The boss, Mr. Bocher, was called.
“The friggin’ electricity blew,” said Mr. Bocher, “It’s hot outside, what the fuck are we supposed to do?”
But the same episode had occurred twice, in the days before Biju, Saeed, Omar, and Kavafya when there had been Karim, Nedim, and Jesus. The Queen of Tarts would be closed in favor of a Russian establishment.
“Fucking Russians! Crazy borscht and shit!” shouted Mr. Bocher in anger, but to no avail, and abruptly, it was all over again. “Fuck you, you fuckers,” he yelled at the men who had worked for him.
______
“Come and visit uptown sometime, Biju man.” Saeed quickly found employment at a Banana Republic, where he would sell to urban sophisticates the black turtleneck of the season, in a shop whose name was synonymous with colonial exploitation and the rapacious ruin of the third world.

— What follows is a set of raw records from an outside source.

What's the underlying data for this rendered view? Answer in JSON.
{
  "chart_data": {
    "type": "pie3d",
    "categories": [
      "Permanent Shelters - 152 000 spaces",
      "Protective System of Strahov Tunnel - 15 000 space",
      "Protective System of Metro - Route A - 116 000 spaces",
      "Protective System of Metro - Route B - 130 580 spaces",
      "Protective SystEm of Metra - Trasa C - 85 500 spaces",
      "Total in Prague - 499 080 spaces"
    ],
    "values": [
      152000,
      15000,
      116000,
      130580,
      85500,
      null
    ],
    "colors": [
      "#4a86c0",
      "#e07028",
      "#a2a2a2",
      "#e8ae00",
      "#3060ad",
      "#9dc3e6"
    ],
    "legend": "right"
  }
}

Biju knew he probably wouldn’t see him again. This was what happened, he had learned by now. You lived intensely with others, only to have them disappear overnight, since the shadow class was condemned to movement. The men left for other jobs, towns, got deported, returned home, changed names. Sometimes someone came popping around a corner again, or on the subway, then they vanished again. Adresses, phone numbers did not hold. The emptiness Biju felt returned to him over and over, until eventually he made sure not to let friendships sink deep anymore.

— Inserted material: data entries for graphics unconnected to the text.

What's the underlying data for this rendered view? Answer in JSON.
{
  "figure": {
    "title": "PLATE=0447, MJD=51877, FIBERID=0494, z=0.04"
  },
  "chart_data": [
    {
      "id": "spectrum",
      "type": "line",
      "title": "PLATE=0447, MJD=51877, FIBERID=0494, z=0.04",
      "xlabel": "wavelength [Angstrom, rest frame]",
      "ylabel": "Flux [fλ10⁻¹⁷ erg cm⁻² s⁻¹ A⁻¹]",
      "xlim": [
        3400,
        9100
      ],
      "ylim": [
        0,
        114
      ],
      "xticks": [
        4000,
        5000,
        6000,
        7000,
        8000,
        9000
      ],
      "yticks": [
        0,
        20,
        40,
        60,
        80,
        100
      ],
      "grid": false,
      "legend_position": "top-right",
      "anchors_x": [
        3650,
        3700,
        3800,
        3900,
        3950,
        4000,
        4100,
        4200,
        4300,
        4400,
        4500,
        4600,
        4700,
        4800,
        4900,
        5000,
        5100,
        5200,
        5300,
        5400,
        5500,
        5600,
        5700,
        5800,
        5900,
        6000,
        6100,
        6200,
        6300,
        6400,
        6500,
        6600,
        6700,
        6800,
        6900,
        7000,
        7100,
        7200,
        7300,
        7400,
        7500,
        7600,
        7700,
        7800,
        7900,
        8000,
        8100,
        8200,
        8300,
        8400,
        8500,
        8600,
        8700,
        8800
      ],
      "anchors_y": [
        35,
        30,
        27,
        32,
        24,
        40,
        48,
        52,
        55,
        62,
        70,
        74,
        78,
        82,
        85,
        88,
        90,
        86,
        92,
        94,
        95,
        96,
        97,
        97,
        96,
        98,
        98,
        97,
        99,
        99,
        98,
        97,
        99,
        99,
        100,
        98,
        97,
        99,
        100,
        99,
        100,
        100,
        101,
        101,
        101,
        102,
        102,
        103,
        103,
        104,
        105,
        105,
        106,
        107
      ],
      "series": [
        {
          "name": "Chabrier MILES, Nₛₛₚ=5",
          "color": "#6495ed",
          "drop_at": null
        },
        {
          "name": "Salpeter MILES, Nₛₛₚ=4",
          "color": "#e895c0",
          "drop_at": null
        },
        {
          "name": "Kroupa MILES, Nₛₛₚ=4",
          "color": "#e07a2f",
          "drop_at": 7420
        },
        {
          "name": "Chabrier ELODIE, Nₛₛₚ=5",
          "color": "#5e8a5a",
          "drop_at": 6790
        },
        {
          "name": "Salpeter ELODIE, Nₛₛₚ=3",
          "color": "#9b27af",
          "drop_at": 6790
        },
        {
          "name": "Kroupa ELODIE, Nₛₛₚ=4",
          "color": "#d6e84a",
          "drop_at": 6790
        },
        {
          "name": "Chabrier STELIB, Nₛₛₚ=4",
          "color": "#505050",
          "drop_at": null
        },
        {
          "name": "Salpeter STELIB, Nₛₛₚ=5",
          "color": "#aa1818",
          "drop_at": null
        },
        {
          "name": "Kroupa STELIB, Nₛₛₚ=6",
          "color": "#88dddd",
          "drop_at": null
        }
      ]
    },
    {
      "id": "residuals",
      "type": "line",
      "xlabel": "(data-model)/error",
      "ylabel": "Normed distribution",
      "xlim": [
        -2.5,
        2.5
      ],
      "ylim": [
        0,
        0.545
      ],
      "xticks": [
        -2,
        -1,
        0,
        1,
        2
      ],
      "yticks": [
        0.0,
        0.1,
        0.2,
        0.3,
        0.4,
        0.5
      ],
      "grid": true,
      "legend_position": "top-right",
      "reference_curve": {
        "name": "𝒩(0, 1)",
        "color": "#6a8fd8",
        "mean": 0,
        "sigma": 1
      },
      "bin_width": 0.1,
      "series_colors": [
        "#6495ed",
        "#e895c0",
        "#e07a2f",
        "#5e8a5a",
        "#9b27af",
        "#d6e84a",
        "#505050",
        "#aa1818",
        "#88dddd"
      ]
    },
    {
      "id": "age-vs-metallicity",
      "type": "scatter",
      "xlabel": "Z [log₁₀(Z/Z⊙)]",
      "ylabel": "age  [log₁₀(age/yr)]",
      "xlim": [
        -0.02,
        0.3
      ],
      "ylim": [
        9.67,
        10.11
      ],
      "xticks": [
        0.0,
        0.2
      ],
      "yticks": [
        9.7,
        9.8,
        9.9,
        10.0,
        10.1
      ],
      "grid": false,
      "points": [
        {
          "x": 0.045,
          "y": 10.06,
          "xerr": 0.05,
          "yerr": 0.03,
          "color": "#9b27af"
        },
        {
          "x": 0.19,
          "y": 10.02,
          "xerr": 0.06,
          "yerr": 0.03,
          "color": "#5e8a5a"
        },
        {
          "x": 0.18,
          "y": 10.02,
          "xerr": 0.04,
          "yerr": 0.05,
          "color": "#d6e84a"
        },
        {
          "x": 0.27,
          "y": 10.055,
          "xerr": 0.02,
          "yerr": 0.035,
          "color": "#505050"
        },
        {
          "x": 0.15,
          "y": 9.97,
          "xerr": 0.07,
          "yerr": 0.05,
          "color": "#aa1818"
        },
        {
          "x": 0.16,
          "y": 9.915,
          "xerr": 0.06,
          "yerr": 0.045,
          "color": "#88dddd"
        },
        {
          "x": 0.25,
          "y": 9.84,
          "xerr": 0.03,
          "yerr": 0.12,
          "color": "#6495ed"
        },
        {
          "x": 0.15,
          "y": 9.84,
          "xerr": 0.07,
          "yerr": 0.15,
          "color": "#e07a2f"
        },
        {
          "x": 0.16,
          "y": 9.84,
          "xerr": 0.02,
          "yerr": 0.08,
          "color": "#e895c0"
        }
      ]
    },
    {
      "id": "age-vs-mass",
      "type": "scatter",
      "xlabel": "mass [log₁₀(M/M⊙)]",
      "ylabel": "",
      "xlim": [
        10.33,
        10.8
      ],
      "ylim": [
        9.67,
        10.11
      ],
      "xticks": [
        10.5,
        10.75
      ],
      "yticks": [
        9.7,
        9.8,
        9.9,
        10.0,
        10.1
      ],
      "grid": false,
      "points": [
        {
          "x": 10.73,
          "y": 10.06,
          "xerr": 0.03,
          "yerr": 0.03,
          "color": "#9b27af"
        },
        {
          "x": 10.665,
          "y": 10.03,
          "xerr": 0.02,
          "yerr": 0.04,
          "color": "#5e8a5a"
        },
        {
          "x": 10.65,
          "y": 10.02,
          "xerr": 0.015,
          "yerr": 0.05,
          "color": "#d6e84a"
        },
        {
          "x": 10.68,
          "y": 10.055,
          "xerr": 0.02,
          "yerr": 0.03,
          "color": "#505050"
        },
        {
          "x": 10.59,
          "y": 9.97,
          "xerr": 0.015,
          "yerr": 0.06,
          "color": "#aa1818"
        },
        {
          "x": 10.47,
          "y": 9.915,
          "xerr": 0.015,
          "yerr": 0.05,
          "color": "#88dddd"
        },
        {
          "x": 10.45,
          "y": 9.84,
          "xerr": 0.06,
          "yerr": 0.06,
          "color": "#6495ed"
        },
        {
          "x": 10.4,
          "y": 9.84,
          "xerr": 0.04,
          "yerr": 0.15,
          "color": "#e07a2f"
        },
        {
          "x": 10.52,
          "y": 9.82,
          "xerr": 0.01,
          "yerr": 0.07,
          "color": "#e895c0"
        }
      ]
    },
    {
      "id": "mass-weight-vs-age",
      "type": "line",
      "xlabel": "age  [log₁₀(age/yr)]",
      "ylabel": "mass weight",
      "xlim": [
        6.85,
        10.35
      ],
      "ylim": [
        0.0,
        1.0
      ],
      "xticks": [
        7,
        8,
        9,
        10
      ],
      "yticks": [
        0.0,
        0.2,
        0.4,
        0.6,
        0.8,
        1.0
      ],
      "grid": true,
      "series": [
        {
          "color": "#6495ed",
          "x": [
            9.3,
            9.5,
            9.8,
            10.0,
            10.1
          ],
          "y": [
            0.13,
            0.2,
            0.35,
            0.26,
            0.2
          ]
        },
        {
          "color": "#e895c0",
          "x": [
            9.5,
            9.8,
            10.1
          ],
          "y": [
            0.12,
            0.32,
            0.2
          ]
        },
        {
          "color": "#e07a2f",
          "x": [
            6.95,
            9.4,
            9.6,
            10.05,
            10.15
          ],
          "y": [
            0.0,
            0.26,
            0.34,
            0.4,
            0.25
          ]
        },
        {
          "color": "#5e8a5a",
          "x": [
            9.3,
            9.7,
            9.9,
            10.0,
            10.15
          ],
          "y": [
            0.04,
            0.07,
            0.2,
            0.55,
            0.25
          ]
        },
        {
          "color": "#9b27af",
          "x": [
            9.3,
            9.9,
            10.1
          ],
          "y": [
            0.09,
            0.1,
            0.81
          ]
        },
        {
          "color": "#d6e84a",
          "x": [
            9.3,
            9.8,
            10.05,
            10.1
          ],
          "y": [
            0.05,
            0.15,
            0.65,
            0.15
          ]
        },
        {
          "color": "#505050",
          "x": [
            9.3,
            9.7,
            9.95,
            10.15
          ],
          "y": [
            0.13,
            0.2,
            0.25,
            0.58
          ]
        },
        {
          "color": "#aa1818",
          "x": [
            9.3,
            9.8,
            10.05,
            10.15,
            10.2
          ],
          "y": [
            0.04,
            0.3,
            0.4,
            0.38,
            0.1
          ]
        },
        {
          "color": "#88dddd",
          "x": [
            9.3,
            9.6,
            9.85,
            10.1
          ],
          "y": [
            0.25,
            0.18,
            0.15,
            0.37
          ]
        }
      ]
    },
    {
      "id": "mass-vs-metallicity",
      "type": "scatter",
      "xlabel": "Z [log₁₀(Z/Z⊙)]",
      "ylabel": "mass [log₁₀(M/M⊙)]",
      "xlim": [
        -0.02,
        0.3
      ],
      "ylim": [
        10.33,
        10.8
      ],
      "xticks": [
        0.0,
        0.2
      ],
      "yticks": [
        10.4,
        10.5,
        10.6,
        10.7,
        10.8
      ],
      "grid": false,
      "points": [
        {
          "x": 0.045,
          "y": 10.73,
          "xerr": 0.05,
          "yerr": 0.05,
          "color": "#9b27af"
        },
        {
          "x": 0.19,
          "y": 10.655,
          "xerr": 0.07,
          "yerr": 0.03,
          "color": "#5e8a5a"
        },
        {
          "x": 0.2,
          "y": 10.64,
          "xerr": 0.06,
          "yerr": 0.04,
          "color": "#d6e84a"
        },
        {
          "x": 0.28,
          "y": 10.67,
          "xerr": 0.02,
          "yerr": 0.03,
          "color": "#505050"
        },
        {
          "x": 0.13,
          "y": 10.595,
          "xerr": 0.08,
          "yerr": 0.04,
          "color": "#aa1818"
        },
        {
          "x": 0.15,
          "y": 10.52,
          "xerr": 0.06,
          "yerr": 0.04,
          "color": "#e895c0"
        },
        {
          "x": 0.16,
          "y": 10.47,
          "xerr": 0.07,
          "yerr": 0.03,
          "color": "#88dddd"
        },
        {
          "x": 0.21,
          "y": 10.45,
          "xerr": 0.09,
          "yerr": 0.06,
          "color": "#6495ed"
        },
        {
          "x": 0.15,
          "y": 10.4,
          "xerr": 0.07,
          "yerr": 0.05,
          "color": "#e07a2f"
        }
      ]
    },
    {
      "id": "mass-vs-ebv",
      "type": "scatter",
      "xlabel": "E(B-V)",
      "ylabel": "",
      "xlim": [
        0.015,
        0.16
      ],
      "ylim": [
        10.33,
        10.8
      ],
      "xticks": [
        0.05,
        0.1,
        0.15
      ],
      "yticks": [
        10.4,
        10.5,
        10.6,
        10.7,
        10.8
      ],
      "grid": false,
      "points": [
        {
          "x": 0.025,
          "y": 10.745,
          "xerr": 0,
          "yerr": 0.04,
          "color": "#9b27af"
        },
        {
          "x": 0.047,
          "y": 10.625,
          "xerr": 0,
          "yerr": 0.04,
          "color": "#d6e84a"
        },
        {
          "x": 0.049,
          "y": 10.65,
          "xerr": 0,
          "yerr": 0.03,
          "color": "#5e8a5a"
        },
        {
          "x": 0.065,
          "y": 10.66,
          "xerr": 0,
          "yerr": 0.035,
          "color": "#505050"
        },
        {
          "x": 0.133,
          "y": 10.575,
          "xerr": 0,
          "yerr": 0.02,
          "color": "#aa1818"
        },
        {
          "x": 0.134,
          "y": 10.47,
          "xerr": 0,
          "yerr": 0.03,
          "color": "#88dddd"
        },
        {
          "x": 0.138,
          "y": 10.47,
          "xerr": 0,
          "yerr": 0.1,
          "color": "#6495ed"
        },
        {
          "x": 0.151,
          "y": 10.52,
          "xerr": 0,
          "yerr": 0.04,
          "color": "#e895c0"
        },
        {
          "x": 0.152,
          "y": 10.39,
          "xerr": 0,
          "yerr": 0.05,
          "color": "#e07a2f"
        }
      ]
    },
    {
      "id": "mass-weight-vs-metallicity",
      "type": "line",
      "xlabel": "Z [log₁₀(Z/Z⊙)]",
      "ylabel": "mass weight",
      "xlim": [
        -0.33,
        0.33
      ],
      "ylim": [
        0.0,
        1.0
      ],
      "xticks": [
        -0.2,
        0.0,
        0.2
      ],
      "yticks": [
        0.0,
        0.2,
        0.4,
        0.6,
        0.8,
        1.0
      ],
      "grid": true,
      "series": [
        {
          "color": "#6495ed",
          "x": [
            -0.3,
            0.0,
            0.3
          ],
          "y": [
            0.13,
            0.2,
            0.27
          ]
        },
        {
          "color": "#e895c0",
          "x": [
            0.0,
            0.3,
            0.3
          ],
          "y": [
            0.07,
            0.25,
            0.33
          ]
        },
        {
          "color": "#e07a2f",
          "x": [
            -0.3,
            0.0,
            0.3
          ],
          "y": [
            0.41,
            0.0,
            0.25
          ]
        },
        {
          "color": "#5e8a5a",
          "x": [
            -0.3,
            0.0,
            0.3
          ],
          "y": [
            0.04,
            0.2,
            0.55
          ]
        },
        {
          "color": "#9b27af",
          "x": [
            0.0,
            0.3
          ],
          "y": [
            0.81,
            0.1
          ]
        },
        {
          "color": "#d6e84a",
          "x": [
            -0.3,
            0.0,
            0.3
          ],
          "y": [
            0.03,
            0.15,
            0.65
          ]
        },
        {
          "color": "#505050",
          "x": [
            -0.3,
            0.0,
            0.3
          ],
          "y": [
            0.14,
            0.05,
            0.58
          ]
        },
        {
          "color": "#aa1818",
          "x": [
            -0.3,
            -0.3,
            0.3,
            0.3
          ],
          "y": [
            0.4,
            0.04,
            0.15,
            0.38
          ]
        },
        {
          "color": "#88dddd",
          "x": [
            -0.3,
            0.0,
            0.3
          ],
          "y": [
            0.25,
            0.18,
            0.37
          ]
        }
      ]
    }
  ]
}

Lying on his basement shelf that night, he thought of his village where he had lived with his grandmother on the money his father sent each month. The village was buried in silver grasses that were taller than a man and made a sound, shuu shuuuu, shu shuuu, as the wind turned them this way and that. Down a dry gully through the grasses, you reached a tributary of the Jamuna where you could watch men traveling downstream on inflated buffalo skins, the creatures’ very dead legs, all four, sticking straight up as they sailed along, and where the river scalloped shallow over the stones, they got out and dragged their buffalo skin boats over. Here, at this shallow place, Biju and his grandmother would cross on market trips into town and back, his grandmother with her sari tucked up, sometimes a sack of rice on her head. Fishing eagles hovered above the water, changed their horizontal glide within a single moment, plunged, rose sometimes with a thrashing muscle of silver. A hermit also lived on this bank, positioned like a stork, waiting, oh waiting, for the glint of another, an elusive mystical fish; when it surfaced he must pounce lest it be lost again and never return…. On Diwali the holy man lit lamps and put them in the branches of the peepul tree and sent them down the river on rafts with marigolds—how beautiful the sight of those lights bobbing in that young dark. When he had visited his father in Kalimpong, they had sat outside in the evenings and his father had reminisced: “How peaceful our village is. How good the roti tastes there! It is because the atta is ground by hand, not by machine… and because it is made on a chooldh, better than anything cooked on a gas or a kerosene stove…. Fresh roti, fresh butter, fresh milk still warm from the buffalo….” They had stayed up late. They hadn’t noticed Sai, then aged thirteen, staring from her bedroom window, jealous of the cook’s love for his son. Small red-mouthed bats drinking from the jhora had swept over again and again in a witch flap of black wings.